Almonds Can't Do Math

don't let the headlines get you!

Almonds Can't Do Math
A single almond requires an average of 12 liters (3.2 gallons) of water to grow.
Almond milk: It takes about 1,600 gallons of water to produce one liter of almond milk. The ratio of almonds to water in almond milk is usually 1:3 or 1:4.
According to a report, Chat GPT consumes approximately 500 ml of fresh, clean water every twenty to fifty questions. Although it may not appear to be a large volume of water each time, the fact that Chat GPT has over 100 million users monthly and is consistently responding to queries and producing answers accumulates quickly. It is estimated that during its training, Chat GPT consumed about 700,000 liters of water, which is equivalent to the amount of water used by an average American household in about 20 years

To keep the numbers visibly fair, ChatGPT training according to above took ~185,000 gallons of water.
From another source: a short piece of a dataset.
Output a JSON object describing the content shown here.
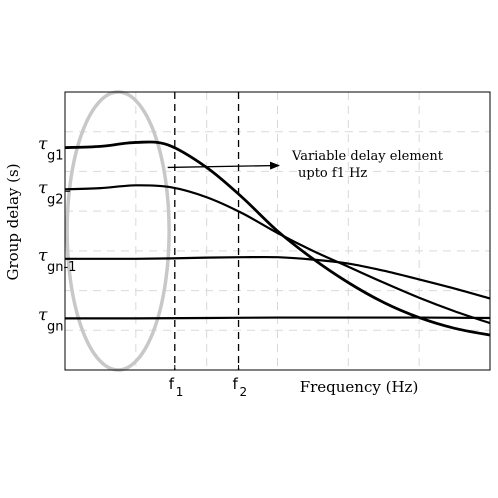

That is equal to 115 liters of almond milk. There is more almond milk at my local Whole Foods rn than it took to train ChatGPT.

As for usage (again, using the source above), it takes roughly between 150 and 380 messages to reach a gallon at 500ml for 20-50 messages, which means you need to send between 480 and ~1210 messages (let's call it 845 messages for convenience) to equal the water consumption of one almond.

In sustainability, it is important not to look at numbers just quantitatively, but also to consider them qualitatively. We need to consider what are appropriate replacements for the things that we are trying to replace. For example, does almond milk have any particular replacements that serve the same purpose of a non-dairy milk substitute?

As a user of these models, particularly ChatGPT, we need to recognize that they are doing math and thinking. We are outsourcing our thinking to these models, and these models are creating new things collaboratively with their users that can't be replaced currently.

I pray that one day we can look forward to a future of nuclear energy, and more efficient algorithms, and where public opinion doesn't run away with a few headlines without comparing problems to each other in a vacuum from a level headed perspective.

Almonds can't do math, after all.

It’s not that nuclear energy never kills. It’s that its death toll is vanishingly small. Here are some annual death totals: walking (270,000), driving (1.35 million), working (2.3 million), air pollution (4.2 million). By contrast, nuclear’s known total death toll is just over one hundred. Nuclear’s worst accidents show that the technology has always been safe for the same inherent reason that it has always had such a small environmental impact: the high energy density of its fuel. Splitting atoms to create heat, rather than splitting chemical bonds through fire, requires tiny amounts of fuel. A single Coke can of uranium can provide enough energy for an entire high-energy life. As a result, when the worst occurs with nuclear—and the fuel melts—the amount of particulate matter that escapes from the plant is insignificant in comparison to the particulate matter from fossil- and biomass-burning homes, cars, and power plants, which killed eight million people in 2016. Nuclear is thus the safest way to make reliable electricity. In fact, nuclear has saved more than two million lives to date by preventing the deadly air pollution that shortens the lives of seven million people per year. For that reason, replacing nuclear energy with fossil fuels costs lives. A study published in late 2019 found that Germany’s nuclear phase-out is costing its citizens $12 billion per year, with more than 70 percent of the cost resulting from 1,100 excess deaths from “local air pollution emitted by the coal-fired power plants operating in place of the shutdown nuclear plants.”

...

Only nuclear, not solar and wind, can provide abundant, reliable, and inexpensive heat. Thus, only nuclear can affordably create the hydrogen gas and electricity that will provide services such as heating, cooking, and transportation, which are currently provided by fossil fuels. And only nuclear can accommodate the rising energy consumption that will be driven by the need for things like fertilizer production, fish farming, and factory farming—all of which are highly beneficial to both people and the natural environment. And yet the people who say they care and worry the most about climate change tell us we don’t need nuclear.

...

Solar panels can become more efficient and wind turbines can become larger, but solar and wind have hard physical limits. The maximum efficiency of wind turbines is 59.3 percent, something scientists have known for more than one hundred years. The achievable power density of a solar farm is up to 50 watts of electricity per square meter. By contrast, the power density of natural gas and nuclear plants ranges from 2,000 to 6,000 watts per square meter.